Synchrotron Radiation in Art and Archaeology


The venue is centrally located in the Northeast corridor, where scientists and art conservators from a great number of museums, universities, and synchrotrons can easily travel to participate.

The Metropolitan Museum of Art

The Metropolitan Museum of Art is one of the world's largest and finest art museums. Its collections include more than two million works of art spanning five thousand years of world culture, from prehistory to the present and from every part of the globe. Founded in 1870, the Metropolitan Museum is located in New York City's Central Park along Fifth Avenue (from 80th to 84th Streets). Nearly five million people visit the Museum each year. See

The Institute of Fine Arts

The Institute of Fine Arts at New York University (IFA-NYU) is dedicated to graduate teaching and advanced research in the history of art, archaeology, and the conservation and technology of works of art. From its advantageous position on New York’s Museum Mile, the Institute plays a vital role in the public dissemination and discussion of art historical research through an active program of lectures and conferences. The Conservation Center at IFA was established in 1961 and was thus the first graduate program for the study of the technology and conservation of works of art and historic artifacts in the US. IFA-NYU offers to hold the welcome reception and will offer NYU housing at special rates for all participants. The Conservation Center at IFA-NYU will offer guided tours for participants interested in graduate training in conservation.

The Winterthur Museum

Winterthur Museum, the nation’s premier museum of American decorative arts, is located 2.5 hours to the south. A former du Pont estate with greater than 175 period room settings filled with an unparalleled collection of art and antiques, Winterthur is the ideal setting for the two graduate programs it proudly sponsors with the University of Delaware. The Winterthur Program in American Material Culture (WPAMC) was founded in 1954 to prepare museum curators. The Winterthur-University of Delaware Program in Art Conservation (WUDPAC) was founded in 1974 to prepare conservators of works of art and cultural heritage. Together, these programs boast nearly 750 graduates and are involved with the study, interpretation and conservation of objects significant to the history and culture of their communities. Through their work in museums, historic sites, conservation laboratories, cultural organizations, and arts advocacy, they steward the material patrimony of the United States.

The Cornell High Energy Synchrotron Source Facility

Cornell University, an Ivy League University and the site of the Cornell High Energy Synchrotron Source (CHESS) is the location for groundbreaking research in x-ray focusing optics, x-ray imaging, and subsurface x-ray depth profiling is located 3.5 hours to the north of NYC. CHESS boasts a confocal XRF microscope for the standoff depth profiling of paintings, and is currently conducting research into nanoscale XAS and XRF for cultural heritage applications.

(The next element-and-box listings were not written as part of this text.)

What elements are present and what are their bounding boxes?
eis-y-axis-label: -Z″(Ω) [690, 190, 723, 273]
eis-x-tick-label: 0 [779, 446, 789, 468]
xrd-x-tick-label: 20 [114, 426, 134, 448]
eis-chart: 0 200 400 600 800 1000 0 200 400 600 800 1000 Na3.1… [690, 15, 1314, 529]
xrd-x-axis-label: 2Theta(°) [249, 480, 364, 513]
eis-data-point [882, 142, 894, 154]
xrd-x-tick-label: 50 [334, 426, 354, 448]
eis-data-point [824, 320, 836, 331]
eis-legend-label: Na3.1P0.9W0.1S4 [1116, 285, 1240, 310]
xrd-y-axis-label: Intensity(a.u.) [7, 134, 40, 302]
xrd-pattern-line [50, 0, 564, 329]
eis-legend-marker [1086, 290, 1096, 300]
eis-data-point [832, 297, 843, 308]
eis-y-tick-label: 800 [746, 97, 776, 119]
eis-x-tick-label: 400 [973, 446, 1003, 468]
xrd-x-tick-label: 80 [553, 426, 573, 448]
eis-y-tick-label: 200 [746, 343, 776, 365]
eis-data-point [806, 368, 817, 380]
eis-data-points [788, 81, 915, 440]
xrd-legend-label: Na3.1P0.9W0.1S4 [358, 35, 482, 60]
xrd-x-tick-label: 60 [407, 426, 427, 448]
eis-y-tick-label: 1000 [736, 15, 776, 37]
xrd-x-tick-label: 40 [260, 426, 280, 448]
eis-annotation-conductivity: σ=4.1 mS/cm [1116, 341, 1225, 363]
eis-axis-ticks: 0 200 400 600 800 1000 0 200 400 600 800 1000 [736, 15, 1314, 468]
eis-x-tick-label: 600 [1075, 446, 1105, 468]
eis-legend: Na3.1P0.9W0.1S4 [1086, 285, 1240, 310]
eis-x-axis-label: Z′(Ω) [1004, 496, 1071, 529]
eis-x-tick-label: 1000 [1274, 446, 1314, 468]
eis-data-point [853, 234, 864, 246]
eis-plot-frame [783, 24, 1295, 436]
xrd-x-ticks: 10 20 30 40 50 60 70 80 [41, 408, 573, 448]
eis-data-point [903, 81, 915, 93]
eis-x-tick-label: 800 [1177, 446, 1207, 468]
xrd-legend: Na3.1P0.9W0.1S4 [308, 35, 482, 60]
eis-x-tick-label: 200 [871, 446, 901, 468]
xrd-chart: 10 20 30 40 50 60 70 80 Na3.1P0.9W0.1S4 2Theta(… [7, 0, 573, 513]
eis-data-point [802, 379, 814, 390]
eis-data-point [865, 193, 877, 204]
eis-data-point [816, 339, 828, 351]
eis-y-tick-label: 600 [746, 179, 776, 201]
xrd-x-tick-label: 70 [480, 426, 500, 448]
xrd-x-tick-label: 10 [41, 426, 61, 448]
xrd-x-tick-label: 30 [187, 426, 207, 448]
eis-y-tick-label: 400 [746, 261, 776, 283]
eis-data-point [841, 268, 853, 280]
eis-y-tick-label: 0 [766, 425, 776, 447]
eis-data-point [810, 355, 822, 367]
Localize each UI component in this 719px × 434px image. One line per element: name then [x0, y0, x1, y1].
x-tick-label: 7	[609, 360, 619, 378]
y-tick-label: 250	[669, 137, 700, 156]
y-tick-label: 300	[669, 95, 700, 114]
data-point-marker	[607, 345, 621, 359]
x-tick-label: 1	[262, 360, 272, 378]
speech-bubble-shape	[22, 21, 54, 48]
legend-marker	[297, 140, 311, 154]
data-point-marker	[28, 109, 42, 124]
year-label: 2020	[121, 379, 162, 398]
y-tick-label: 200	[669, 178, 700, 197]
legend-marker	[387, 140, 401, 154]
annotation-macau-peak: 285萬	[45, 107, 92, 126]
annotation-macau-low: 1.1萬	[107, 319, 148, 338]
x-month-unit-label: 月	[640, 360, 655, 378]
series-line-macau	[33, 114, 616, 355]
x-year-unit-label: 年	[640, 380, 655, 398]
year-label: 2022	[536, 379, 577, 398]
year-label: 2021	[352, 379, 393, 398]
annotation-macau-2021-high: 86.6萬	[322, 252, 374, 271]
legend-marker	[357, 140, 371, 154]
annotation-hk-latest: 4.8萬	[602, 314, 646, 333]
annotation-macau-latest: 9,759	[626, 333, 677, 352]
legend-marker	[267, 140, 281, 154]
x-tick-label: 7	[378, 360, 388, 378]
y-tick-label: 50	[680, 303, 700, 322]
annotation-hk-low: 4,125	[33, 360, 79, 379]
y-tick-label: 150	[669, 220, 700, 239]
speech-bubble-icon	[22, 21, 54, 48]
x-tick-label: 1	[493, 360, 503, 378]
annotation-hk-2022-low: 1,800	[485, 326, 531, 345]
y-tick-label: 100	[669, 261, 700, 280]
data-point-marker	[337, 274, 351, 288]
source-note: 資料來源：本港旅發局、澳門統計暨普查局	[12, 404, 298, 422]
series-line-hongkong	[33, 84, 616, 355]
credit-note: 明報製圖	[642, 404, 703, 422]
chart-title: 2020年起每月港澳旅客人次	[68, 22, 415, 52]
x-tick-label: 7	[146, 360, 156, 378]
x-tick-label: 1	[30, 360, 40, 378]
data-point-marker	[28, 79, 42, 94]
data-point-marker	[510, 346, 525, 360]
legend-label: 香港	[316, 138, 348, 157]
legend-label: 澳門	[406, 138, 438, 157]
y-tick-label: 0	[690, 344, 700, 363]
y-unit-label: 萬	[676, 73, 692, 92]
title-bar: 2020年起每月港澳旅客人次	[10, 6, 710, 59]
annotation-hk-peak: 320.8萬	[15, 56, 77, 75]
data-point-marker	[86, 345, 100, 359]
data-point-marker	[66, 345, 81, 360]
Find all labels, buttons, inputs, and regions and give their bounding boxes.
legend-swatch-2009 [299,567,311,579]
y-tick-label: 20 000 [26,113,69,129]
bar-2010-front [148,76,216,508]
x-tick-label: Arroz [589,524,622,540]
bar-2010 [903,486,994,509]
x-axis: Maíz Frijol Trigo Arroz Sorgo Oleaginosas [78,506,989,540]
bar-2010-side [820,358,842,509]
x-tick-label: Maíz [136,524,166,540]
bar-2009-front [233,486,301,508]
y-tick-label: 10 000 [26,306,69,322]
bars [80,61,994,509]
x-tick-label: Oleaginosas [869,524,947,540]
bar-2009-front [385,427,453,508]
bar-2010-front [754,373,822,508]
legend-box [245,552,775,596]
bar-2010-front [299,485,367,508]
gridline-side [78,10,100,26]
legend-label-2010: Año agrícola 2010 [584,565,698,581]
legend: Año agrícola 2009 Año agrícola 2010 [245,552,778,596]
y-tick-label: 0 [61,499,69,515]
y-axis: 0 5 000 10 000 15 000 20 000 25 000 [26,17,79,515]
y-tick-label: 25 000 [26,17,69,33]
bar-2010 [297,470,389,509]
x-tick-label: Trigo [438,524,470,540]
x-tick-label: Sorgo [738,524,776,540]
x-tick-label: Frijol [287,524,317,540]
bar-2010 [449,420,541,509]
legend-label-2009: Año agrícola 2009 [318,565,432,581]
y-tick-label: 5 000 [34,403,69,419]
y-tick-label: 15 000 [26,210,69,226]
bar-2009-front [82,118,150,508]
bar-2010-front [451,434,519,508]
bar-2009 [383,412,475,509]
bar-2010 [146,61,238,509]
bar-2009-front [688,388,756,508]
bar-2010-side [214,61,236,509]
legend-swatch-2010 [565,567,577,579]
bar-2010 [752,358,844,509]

The National Synchrotron Light Source

The National Synchrotron Light Source (NSLS) is situated at Brookhaven National Laboratory (80 miles East of NYC). Each year, about 2,200 researchers from more than 400 universities, companies, and government labs use the x-rays, ultraviolet light and infrared light that it produces for research in such diverse fields as biology and physics, chemistry and geophysics, medicine and materials science. Starting operation in 2014, NSLS-II is the planned successor to the NSLS. NSLS-II will produce x-rays more than 10,000 times brighter than the current NSLS, with emphasis on the critical scientific challenges of our energy future. SR2A will help BNL and NSLS-II consider increasing their potential for activities in cultural heritage.